Edited October 11, 2023 by FredWst

[pkdesign]

Well this discussion is quite alarming. Is it the breakign of the macOS "seal" or is it the disabling of SIP that is the issue? Or, obviously the combination of the two?

 

I'm exhausted with this update to Sonoma and am ready to go back to Monterey which was rock solid for me.

[deeveedee]

16 hours ago, pkdesign said:

Well this discussion is quite alarming. Is it the breakign of the macOS "seal" or is it the disabling of SIP that is the issue? Or, obviously the combination of the two?

 

I'm exhausted with this update to Sonoma and am ready to go back to Monterey which was rock solid for me.

If you don't need XCode, Monterey is perfectly good and still getting Apple updates.

 

Also, Apple has been sending occasional notices about their "Cloud-based XCode."  I don't know enough about it, but it appears to me as though developers will have access to the latest XCode without the latest macOS.  Does anyone have experience with Apple's Cloud-based XCode to know if it is a suitable replacement for XCode running in Sonoma?

 

EDIT: This post explains that the cloud-based XCode is very limited and not a direct replacement for XCode in macOS.

Edited October 12, 2023 by deeveedee

[miliuco]

@deeveedee

 

In my experience, Xcode runs on Ventura much better than on Sonoma.

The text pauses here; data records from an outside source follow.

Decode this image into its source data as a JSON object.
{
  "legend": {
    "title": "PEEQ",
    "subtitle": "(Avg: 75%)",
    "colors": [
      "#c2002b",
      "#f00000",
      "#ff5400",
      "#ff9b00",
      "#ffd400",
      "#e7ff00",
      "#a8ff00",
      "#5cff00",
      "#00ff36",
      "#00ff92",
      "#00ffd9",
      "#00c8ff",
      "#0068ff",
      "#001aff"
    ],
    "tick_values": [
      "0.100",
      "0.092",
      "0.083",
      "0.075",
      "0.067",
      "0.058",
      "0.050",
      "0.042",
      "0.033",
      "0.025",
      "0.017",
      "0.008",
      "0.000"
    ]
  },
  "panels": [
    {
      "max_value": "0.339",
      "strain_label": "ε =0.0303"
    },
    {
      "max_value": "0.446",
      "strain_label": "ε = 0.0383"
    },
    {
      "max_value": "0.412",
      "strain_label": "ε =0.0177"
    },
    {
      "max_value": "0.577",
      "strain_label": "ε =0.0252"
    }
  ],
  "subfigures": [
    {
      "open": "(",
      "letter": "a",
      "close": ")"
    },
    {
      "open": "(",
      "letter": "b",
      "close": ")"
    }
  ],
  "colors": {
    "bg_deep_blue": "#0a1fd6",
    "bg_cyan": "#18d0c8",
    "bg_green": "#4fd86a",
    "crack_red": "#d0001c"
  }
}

In Sonoma I have the "lldb-rpc-server has crashed" issue (not all the projects): Xcode debug phase crashes although the product is well built into the target folder.

And command line apps built within Xcode fails to run when double clic on them (but they can be run by ./app-name from Terminal).

In Sonoma these issues don't exist. Xcode runs ok.

 

Not tried nothing yet about Cloud-based XCode.